Над Курою есть духаны,
Где вино и милый плов,
И духанщик там румяный
Подает гостям стаканы
И служить тебе готов.
 
   (О. Э. Мандельштам. Мне Тифлис горбатый снится…)
   Более того, символист Александр Блок, один из создателей демонизированного хронотопа ресторана в поэзии, заговорив в поэме «Возмездие» об эпохе своего деда, А. Н. Бекетова, сразу же точно называет ресторан Бореля, в котором в 1870-х годах устраивались обеды «Отечественных записок», и упоминает не вино, а подаваемые блюда:
 
И на обедах у Бореля
Ворчат не плоше Щедрина:
То не доварены форели,
А то уха им не жирна.
 
   Самостоятельная сфера для исследования – демонизация ресторана (трактира, кабака) в символистской прозе. Один из самых ярких прецедентов, несомненно, роман Андрея Белого «Петербург», в котором на общем фоне демонизированного города особо выделены три локуса – бал-маскарад, фабрики и ресторан.

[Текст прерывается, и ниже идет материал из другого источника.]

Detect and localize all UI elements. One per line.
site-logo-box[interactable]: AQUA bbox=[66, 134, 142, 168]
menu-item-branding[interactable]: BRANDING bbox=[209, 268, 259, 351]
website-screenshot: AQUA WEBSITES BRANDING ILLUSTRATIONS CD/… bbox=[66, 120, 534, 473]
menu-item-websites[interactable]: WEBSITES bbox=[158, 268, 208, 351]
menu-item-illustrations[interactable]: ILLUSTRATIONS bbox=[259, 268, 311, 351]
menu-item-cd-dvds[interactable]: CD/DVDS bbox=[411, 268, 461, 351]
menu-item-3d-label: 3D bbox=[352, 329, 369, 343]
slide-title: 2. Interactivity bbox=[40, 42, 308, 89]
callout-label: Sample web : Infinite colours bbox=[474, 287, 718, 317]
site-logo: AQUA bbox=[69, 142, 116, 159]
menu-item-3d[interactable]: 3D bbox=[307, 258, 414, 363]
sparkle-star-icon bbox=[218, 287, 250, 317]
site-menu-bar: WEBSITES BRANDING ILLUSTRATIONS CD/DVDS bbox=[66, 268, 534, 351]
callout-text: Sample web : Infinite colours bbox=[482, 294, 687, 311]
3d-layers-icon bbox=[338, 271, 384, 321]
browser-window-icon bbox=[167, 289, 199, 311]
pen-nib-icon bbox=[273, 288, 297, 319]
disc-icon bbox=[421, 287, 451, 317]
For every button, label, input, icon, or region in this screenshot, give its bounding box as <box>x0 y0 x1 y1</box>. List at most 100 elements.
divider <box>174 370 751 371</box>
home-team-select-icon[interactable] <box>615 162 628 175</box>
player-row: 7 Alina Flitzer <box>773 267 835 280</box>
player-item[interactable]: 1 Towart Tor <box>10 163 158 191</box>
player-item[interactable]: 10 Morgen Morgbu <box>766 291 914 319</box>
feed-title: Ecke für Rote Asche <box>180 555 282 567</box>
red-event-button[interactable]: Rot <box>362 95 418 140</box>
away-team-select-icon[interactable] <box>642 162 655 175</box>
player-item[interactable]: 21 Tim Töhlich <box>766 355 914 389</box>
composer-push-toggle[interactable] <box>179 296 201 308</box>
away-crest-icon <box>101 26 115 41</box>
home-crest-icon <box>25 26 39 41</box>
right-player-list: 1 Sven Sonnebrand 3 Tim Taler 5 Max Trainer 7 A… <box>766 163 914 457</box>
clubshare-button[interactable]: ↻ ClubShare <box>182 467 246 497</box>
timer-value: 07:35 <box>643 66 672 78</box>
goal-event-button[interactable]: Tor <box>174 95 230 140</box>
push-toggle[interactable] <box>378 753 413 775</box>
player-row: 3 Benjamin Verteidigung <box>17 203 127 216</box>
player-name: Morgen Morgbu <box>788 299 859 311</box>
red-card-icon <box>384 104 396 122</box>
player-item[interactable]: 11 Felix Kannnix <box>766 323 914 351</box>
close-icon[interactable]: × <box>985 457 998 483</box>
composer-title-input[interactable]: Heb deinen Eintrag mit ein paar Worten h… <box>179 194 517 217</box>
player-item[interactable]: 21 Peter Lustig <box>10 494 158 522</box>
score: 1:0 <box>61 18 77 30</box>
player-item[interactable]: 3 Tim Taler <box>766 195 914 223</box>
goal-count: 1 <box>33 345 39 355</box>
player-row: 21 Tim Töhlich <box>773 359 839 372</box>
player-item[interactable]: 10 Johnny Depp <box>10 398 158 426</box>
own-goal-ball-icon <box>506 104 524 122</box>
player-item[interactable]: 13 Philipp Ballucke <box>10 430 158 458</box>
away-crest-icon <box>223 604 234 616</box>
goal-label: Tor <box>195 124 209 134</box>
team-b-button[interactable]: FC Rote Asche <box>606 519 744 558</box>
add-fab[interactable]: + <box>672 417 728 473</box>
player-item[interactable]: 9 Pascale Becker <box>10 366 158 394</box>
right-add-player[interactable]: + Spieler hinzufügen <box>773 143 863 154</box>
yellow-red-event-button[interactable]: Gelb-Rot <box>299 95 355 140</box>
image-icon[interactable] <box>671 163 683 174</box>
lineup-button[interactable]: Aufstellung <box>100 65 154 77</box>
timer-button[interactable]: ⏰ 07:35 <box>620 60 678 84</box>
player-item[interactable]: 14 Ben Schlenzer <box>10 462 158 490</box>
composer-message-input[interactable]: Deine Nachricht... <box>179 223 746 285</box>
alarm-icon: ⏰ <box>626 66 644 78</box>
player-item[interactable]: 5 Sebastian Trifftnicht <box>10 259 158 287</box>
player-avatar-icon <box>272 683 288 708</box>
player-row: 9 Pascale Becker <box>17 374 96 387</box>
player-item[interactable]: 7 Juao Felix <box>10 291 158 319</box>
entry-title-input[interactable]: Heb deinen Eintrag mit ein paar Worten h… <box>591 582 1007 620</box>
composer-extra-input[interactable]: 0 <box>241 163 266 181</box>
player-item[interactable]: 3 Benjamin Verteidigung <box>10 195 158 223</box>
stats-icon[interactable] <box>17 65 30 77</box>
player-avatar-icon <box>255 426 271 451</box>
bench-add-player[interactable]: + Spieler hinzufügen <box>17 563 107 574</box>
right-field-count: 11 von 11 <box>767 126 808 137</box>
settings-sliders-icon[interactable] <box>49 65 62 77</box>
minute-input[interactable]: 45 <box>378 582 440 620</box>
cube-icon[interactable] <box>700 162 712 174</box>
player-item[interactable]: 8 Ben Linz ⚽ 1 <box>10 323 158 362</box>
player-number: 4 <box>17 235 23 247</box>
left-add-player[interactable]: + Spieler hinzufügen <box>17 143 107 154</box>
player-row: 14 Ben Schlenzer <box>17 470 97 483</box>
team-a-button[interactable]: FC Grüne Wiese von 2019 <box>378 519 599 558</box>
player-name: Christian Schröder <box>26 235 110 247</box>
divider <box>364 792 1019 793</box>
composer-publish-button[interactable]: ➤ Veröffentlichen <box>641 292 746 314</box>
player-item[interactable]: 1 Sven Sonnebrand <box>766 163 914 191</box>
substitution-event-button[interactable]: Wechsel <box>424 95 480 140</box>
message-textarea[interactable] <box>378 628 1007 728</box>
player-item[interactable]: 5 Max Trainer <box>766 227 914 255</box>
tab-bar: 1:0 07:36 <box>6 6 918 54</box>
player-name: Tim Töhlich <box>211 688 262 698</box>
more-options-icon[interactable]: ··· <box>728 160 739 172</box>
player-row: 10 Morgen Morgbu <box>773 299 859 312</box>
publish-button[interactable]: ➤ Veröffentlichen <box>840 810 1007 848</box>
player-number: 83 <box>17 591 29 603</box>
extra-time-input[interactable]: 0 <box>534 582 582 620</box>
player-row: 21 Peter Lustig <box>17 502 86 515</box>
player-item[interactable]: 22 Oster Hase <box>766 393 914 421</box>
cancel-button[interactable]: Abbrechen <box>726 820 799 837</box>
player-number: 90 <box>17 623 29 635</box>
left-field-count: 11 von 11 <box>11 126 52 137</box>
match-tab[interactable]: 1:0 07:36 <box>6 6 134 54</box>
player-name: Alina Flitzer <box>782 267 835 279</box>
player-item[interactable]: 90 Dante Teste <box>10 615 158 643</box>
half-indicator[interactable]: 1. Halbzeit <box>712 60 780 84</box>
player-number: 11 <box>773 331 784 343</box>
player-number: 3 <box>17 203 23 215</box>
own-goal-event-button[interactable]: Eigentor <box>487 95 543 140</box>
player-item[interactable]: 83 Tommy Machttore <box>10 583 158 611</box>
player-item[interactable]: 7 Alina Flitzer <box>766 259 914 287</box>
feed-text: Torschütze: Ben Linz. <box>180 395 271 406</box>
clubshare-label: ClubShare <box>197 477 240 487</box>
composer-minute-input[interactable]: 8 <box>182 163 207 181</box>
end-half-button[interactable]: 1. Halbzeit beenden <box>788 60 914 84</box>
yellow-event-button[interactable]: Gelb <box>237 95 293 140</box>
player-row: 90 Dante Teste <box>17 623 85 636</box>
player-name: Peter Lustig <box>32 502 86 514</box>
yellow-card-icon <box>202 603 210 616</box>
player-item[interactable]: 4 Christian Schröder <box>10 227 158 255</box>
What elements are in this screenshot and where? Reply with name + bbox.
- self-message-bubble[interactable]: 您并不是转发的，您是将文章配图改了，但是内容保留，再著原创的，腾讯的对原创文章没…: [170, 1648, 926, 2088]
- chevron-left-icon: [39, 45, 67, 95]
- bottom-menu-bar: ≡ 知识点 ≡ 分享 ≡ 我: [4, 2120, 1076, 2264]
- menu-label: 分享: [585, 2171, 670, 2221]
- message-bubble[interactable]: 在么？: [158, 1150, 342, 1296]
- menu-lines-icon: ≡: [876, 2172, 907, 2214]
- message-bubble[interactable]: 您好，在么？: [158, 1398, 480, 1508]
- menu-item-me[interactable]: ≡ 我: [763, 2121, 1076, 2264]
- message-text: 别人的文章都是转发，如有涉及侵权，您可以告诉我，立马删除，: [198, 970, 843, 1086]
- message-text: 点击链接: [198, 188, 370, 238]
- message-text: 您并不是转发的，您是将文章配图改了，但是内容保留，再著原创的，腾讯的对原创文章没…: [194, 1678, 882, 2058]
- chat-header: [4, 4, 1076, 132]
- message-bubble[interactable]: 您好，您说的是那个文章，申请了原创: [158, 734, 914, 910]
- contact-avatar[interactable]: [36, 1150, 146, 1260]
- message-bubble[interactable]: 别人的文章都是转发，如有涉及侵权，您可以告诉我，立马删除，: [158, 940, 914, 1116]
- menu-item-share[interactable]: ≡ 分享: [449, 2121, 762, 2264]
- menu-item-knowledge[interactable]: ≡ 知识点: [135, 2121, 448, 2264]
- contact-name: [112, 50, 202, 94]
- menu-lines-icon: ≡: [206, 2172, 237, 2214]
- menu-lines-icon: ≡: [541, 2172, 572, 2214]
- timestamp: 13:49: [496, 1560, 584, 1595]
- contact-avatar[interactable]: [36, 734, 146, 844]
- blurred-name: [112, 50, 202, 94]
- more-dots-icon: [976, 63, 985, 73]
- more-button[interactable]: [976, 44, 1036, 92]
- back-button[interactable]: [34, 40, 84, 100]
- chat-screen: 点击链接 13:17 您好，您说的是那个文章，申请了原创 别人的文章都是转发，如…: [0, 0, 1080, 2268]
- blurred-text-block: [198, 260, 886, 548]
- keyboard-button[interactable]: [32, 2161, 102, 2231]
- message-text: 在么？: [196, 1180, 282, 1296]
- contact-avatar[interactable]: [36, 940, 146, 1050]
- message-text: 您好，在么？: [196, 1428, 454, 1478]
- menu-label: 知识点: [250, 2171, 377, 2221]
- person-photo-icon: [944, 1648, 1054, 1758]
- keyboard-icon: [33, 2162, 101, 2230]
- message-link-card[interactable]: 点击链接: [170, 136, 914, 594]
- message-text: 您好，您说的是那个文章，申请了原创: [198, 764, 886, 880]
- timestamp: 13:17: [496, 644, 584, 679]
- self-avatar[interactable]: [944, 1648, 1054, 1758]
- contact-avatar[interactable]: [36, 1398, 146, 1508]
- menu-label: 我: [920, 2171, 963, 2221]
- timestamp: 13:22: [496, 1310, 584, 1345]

   Первая «ресторанная» сцена в первой главе романа вводит мотив «мира теней», а два агента-провокатора перед входом в ресторан описаны как порождение потустороннего мира: «Пара прошла пять шагов, остановилась; и опять сказала несколько слов на человечьем языке. (…) Две тени медленно утекали в промозглую муть. Скоро тень толстяка в полукотиковой шапке с наушниками показалась опять из тумана, посмотрела опять на петропавловский шпиц.
   И вошла в ресторанчик[92]»
   Появление провокатора Липпанченко в ресторане описано через восприятие Дудкина и тоже выглядит как возникновение инфернального персонажа: «…Ему показалось, что некая гадкая слизь, проникая за воротничок, потекла по его позвоночнику. Но когда обернулся он, за спиною не было никого: мрачно как-то зияла дверь ресторанного входа; и оттуда, из двери, повалило невидимое».[93]
   В авторском комментарии вся сцена в ресторане становится своего рода «соответствием» мировой, космической сферы, живущей в предчувствии катастрофы: «…Ресторанные голоса покрывали шепот Липпанченко; что-то чуть шелестела из отвратительных губок (будто шелест многих сот муравьиных членистых лапок над раскопанным муравейником) и казалось, что шепот тот имеет страшное содержание, будто шепчутся здесь о мирах и планетных системах; но стоило вслушаться в шепот, как страшное содержание шепота оказывалось содержанием будничным».[94]
   Второй «ресторанный» разговор из Главы пятой начинается с описания Невского проспекта как особо отмеченного инфернализированного локуса, при этом «ресторанчики» выделены в этом описании особо: «… Обозначился Невский Проспект, где стены каменных зданий заливаются огненным мороком во всю круглую, петербургскую ночь и где яркие ресторанчики кажут в оторопь этой ночи свои ярко-кровавые вывески, под которыми шныряют все какие-то пернатые дамы, укрывая в боа кармины подрисованных губ, – средь цилиндров, околышей, котелков, косовороток, шинелей – в световой, тусклой мути, являющей из-за бедных финских болот над мношверстной Россией геенны широкоотверстую раскаленную пасть».[95] Перед тем как герой романа, Николай Аблеухов в сопровождении агента– провокатора входит в ресторан, в ту же дверь входит пара, в финале сцены отождествленная с Петром I и Летучим Голландцем. Ресторан в этой сцене именуется «адским кабачком», а вся сцена завершается фантастическим образом «губящего без возврата» Медного Всадника.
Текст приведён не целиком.